Der Rest ging unter im Tumult, der wie ein Raubtier aus der Stille aufsprang. Boote, breitbauchige, wurden ins Wasser gestoßen wie bei einem Wettstreit, drei, vier fast gleichzeitig, und die Männer in der zerschlissenen Kleidung begannen fast im Sprung schon zu paddeln, angefeuert von den Zurückbleibenden und sich selber anfeuernd.

„Weshalb die Hast?“, fragte Assa. „Und warum gleich vier?“

„Sie haben gewartet wie wir“, antwortete Onguvi. „Sie brauchen das Geld, und die Schnellsten kriegen am meisten.“

„Von uns? Für das Heranschaffen unserer Waffen?“

„Auch von den Ovirumbu fürs Herüberrudern. Die haben sogar noch mehr geboten.“

„Noch mehr als wer?“

„Als ich am Anfang. Ich — wer sonst? Als du in deinem Versteck lagst, deinem — Ausguck, habe ich mit dem Vorarbeiter verhandelt. Im Auftrag des Maharero!“

Assa nickte und schwieg, plötzlich verdrossen. Dass Onguvi verhandeln würde, war ausgemacht worden, und doch fühlte er sich jetzt übergangen, ärger noch, von Samuel überlistet.

Onguvi, der Stellvertreter des Maharero — das lasse ich mir gefallen, aber nicht Nikodemus. Der wird sich gedemütigt fühlen, herausgefordert durch diesen — Sachwalter.

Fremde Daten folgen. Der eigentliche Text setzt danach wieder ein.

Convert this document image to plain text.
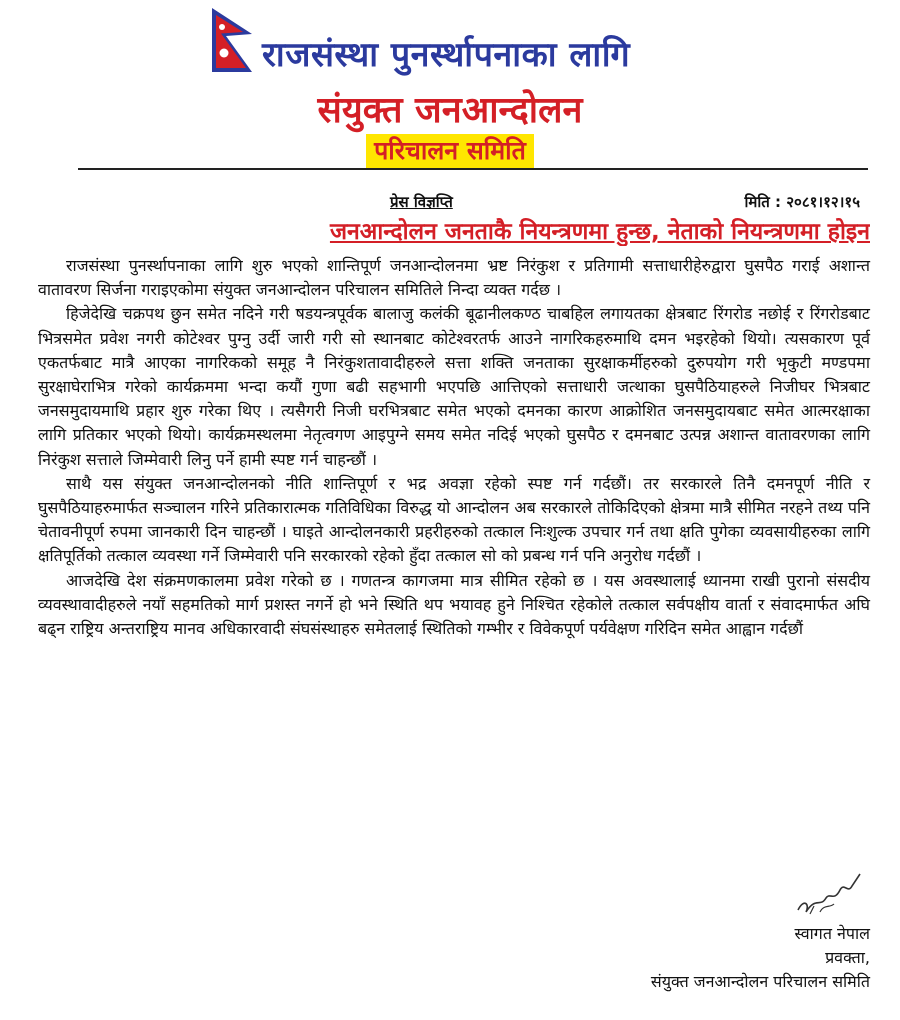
राजसंस्था पुनर्स्थापनाका लागि
संयुक्त जनआन्दोलन
परिचालन समिति
प्रेस विज्ञप्ति	मिति : २०८१।१२।१५
जनआन्दोलन जनताकै नियन्त्रणमा हुन्छ, नेताको नियन्त्रणमा होइन

राजसंस्था पुनर्स्थापनाका लागि शुरु भएको शान्तिपूर्ण जनआन्दोलनमा भ्रष्ट निरंकुश र प्रतिगामी सत्ताधारीहेरुद्वारा घुसपैठ गराई अशान्त वातावरण सिर्जना गराइएकोमा संयुक्त जनआन्दोलन परिचालन समितिले निन्दा व्यक्त गर्दछ ।

हिजेदेखि चक्रपथ छुन समेत नदिने गरी षडयन्त्रपूर्वक बालाजु कलंकी बूढानीलकण्ठ चाबहिल लगायतका क्षेत्रबाट रिंगरोड नछोई र रिंगरोडबाट भित्रसमेत प्रवेश नगरी कोटेश्वर पुग्नु उर्दी जारी गरी सो स्थानबाट कोटेश्वरतर्फ आउने नागरिकहरुमाथि दमन भइरहेको थियो। त्यसकारण पूर्व एकतर्फबाट मात्रै आएका नागरिकको समूह नै निरंकुशतावादीहरुले सत्ता शक्ति जनताका सुरक्षाकर्मीहरुको दुरुपयोग गरी भृकुटी मण्डपमा सुरक्षाघेराभित्र गरेको कार्यक्रममा भन्दा कयौं गुणा बढी सहभागी भएपछि आत्तिएको सत्ताधारी जत्थाका घुसपैठियाहरुले निजीघर भित्रबाट जनसमुदायमाथि प्रहार शुरु गरेका थिए । त्यसैगरी निजी घरभित्रबाट समेत भएको दमनका कारण आक्रोशित जनसमुदायबाट समेत आत्मरक्षाका लागि प्रतिकार भएको थियो। कार्यक्रमस्थलमा नेतृत्वगण आइपुग्ने समय समेत नदिई भएको घुसपैठ र दमनबाट उत्पन्न अशान्त वातावरणका लागि निरंकुश सत्ताले जिम्मेवारी लिनु पर्ने हामी स्पष्ट गर्न चाहन्छौं ।

साथै यस संयुक्त जनआन्दोलनको नीति शान्तिपूर्ण र भद्र अवज्ञा रहेको स्पष्ट गर्न गर्दछौं। तर सरकारले तिनै दमनपूर्ण नीति र घुसपैठियाहरुमार्फत सञ्चालन गरिने प्रतिकारात्मक गतिविधिका विरुद्ध यो आन्दोलन अब सरकारले तोकिदिएको क्षेत्रमा मात्रै सीमित नरहने तथ्य पनि चेतावनीपूर्ण रुपमा जानकारी दिन चाहन्छौं । घाइते आन्दोलनकारी प्रहरीहरुको तत्काल निःशुल्क उपचार गर्न तथा क्षति पुगेका व्यवसायीहरुका लागि क्षतिपूर्तिको तत्काल व्यवस्था गर्ने जिम्मेवारी पनि सरकारको रहेको हुँदा तत्काल सो को प्रबन्ध गर्न पनि अनुरोध गर्दछौं ।

आजदेखि देश संक्रमणकालमा प्रवेश गरेको छ । गणतन्त्र कागजमा मात्र सीमित रहेको छ । यस अवस्थालाई ध्यानमा राखी पुरानो संसदीय व्यवस्थावादीहरुले नयाँ सहमतिको मार्ग प्रशस्त नगर्ने हो भने स्थिति थप भयावह हुने निश्चित रहेकोले तत्काल सर्वपक्षीय वार्ता र संवादमार्फत अघि बढ्न राष्ट्रिय अन्तराष्ट्रिय मानव अधिकारवादी संघसंस्थाहरु समेतलाई स्थितिको गम्भीर र विवेकपूर्ण पर्यवेक्षण गरिदिन समेत आह्वान गर्दछौं

स्वागत नेपाल
प्रवक्ता,
संयुक्त जनआन्दोलन परिचालन समिति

Als sei er blind, starrte Assa auf das Treiben gegenüber. Schlichten, dachte er, Nikodemus besänftigen, im Auftrag von Maharero und Samuel ... Ich bin ein anderer Handlanger des Oberhäuptlings, einer, der weniger Macht hat und weniger Geschick als Onguvi, aber mehr zu verlieren: die Freundschaft von Nikodemus.

Er bewegte den Kopf, als könne er die Befürchtung abschütteln, riss die Augen auf, schaute sich um.

Onguvi war weg; er stapfte zum Tor hin. Und drüben, in einem der breitbauchigen Boote, standen tatsächlich Hererokrieger, zehn, zwölf, und jetzt, als letzter, stieg etwas steifbeinig Nikodemus zu.

Daneben, über eine zweite Strickleiter, kletterten Ovirumbu in ein anderes Boot.

Auch sie? fragte sich Assa. Sie ebenfalls — so schnell?

Als das Boot mit den Herero abstieß, riss Assa sich los. „He, Onguvi, warte!“

Der tat, als höre er nicht, ruckte aber am Riemen seines Gewehrs.

Unten sprang Nikodemus auf die Planken am Ufer, er als Erster.

Der deutsche Hauptmann, schien es Assa, reckte sich und griff nach seiner Waffe.

6

Die Herero verließen nicht sofort das Hafengelände. Sie standen auf den Planken, gedrängt um Nikodemus und umgeben vom Tumult, standen und schauten, als müssten sie sich erst an die fremde Umgebung gewöhnen.

Der Hauptmann sagte etwas zu seinen Leuten, und alle fünf lachten.